Mam również do oddania wizytę u naszego cudotworcy dr Pasikonika na 22 sierpnia na godz 13:40 więc jak ktoś chętny zapraszam na priv.
 
Z mojego doświadczenia. ciągle plamilam - mialam dwa krwiaki. pojawila sie nawet krew to pojechałam na IP. tam mnie zbadali i chcieli zostawić. jak zapytałam co mi beda podawać to mi odpowiedziała ze to co już biore to to utrzyma. podpisałam oświadczenie ze nie zostanę w szpitalu bo powiedzialam jasno ze te leki ktore biore to wolę brac w domu i tam lezec. W ciszy i spokoju. i nie zostałam. Nam 32 tc a jeszcze biore luteine 2x1 i dupka 2x1. ciągle plamie. np dzis rano bo wczoraj troszke poodkurzalam i posprzatalam. macica sie rusza mały kopie a ze mam dość wrażliwa macice to co jakiś czas po wysiłku plamie. W większości rano następnego dnia. czasem nawet jak czuje że boli brzuch czy więzadła bo sie rozciąga to rano tez jest niewielkie plamienie. taka luteina podbarwiona brązem. taka moja uroda ciazy.
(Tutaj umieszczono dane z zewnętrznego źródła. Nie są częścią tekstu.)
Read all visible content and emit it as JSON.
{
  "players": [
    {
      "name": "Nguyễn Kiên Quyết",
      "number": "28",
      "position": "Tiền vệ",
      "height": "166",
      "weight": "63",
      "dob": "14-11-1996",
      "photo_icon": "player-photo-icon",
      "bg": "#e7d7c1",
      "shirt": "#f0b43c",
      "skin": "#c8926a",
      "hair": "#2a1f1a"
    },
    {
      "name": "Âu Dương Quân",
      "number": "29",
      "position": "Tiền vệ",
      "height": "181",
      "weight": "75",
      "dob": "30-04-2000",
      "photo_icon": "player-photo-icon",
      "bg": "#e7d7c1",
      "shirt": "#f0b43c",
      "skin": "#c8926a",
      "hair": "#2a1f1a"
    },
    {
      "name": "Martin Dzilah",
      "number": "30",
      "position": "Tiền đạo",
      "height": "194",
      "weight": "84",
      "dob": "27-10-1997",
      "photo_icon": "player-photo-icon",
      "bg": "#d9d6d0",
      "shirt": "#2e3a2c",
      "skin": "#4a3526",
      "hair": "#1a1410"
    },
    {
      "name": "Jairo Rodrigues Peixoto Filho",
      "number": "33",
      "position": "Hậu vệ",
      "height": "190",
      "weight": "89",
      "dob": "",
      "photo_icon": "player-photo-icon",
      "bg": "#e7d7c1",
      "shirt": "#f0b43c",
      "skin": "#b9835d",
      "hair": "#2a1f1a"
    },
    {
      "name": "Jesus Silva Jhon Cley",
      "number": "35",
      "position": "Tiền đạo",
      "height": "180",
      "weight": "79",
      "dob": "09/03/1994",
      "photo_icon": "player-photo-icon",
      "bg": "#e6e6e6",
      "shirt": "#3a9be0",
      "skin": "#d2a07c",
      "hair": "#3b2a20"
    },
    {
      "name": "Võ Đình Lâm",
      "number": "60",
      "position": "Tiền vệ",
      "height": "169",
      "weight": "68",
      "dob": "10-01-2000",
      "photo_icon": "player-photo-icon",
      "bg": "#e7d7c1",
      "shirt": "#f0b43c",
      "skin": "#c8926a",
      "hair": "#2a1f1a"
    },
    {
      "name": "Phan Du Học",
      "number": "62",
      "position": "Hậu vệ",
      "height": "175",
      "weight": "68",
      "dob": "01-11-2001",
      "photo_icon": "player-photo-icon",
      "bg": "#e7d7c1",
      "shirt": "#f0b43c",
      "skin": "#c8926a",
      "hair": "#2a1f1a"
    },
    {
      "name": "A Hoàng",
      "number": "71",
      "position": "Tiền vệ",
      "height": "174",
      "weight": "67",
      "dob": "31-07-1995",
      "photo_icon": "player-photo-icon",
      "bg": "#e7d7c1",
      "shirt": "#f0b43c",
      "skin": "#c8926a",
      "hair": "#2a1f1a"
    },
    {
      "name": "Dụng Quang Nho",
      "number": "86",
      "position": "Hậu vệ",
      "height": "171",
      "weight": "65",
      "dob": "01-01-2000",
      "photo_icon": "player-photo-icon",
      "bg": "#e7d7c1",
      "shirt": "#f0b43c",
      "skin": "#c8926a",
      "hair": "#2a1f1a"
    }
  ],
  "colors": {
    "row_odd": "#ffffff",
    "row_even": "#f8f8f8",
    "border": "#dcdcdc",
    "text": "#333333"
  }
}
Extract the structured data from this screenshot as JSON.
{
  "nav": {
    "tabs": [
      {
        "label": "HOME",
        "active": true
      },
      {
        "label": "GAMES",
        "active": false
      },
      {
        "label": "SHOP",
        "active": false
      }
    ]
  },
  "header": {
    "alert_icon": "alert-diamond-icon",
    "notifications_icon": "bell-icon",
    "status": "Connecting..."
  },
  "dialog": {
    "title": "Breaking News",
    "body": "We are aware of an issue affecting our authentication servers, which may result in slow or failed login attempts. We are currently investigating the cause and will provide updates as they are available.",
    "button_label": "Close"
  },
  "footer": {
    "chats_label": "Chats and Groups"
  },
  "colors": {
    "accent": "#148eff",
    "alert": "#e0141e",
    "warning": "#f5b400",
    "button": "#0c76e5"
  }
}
Oj. To dość stresujące ale dziękuję za pocieszenie. W środę z maleństwami było wszystko dobrze po plamieniach, więc mam nadzieję, że jest dalej ok. Nie pojechałam na IP, bo się uspokoiło a boję się, że mi jeszcze gorzej rozgrzebią. Nieraz te badania ginekologiczne są straszne.